Universal health model emerges

At a federal and state level, policymakers are beginning to agree on some bare bones requirements for universal healthcare access. Massachusetts' plan is an early trendsetter, though there's plenty of opportunity for other states to make their marks as well.

Existing universal healthcare proposals differ in some important ways:

  • How much financial responsibility uninsured consumers will be required to assume
  • How to determine the amount employers will be forced to spend on health coverage. (Pretty much every model assumes that employers will pick up more health costs than they have in the past, but ideas vary as to how the money will be spent.)
  • Deciding how much states or federal government will absorb. Virtually all proposals would allow the uninsured public to buy in to public health plans like Medicare and Medicaid (an approach favored by Pennsylvania Governor Ed Rendell), or the health insurance programs offered to federal employees.

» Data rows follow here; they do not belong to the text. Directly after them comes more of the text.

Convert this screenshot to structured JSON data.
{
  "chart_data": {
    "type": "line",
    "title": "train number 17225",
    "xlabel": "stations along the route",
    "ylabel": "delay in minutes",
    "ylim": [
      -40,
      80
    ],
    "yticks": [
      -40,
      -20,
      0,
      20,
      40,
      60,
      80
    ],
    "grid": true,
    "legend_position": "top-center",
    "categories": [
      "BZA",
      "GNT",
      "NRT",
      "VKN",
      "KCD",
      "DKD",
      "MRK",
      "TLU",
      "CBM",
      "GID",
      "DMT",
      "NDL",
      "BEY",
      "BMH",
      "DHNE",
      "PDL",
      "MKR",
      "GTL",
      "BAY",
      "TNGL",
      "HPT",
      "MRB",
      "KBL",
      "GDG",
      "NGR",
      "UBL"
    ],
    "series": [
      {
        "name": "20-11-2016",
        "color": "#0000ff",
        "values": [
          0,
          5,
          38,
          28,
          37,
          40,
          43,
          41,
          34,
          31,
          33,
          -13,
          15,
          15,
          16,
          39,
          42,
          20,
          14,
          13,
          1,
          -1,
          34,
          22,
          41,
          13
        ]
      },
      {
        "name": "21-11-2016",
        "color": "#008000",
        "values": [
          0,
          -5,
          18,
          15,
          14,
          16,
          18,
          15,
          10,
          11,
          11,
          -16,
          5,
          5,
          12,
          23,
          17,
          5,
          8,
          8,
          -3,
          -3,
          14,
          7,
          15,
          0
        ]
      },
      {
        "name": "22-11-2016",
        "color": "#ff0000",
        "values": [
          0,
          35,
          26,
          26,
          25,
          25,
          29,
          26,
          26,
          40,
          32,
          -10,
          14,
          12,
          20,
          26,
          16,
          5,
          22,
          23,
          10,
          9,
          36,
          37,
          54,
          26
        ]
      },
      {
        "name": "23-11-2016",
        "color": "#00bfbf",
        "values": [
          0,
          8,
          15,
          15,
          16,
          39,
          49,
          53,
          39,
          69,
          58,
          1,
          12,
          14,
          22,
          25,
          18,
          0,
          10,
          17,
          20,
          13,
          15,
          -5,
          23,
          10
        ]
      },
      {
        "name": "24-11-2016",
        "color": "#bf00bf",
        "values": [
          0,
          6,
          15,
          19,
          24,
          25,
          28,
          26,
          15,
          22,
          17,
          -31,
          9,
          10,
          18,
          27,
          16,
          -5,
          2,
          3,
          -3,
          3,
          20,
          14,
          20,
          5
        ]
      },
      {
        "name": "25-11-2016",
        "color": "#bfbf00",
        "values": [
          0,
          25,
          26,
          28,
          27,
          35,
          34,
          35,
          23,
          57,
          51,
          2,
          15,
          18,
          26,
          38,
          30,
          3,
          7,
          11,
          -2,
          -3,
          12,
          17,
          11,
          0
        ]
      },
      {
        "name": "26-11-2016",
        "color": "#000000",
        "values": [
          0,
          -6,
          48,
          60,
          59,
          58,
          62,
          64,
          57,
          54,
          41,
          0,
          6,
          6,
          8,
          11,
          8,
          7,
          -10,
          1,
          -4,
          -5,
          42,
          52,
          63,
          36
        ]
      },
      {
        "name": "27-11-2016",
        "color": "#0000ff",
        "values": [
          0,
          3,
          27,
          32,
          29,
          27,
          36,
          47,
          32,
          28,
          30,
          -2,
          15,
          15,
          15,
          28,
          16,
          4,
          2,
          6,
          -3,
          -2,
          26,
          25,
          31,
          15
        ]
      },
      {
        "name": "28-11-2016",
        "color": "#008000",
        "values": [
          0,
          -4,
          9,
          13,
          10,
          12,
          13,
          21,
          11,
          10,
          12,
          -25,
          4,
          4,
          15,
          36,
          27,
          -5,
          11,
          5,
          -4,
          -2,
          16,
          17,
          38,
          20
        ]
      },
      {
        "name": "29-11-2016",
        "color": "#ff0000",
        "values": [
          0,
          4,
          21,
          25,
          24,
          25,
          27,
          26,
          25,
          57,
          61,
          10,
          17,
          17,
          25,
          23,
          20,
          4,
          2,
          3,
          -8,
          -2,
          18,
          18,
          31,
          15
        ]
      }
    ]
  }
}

Still, the increasingly popular consensus model for universal healthcare seeming to include some element of employer buy-in, consumer buy-in (sometimes subsidized) and governments extending the health programs already in place.

Regardless, despite some important policy differences, I believe that the consensus blueprint for universal health access will emerge this year. It could take several more years before legislators agree on the finer details--and actually produce a bill that state governors will pass--but this year should see a lot of progress in this direction.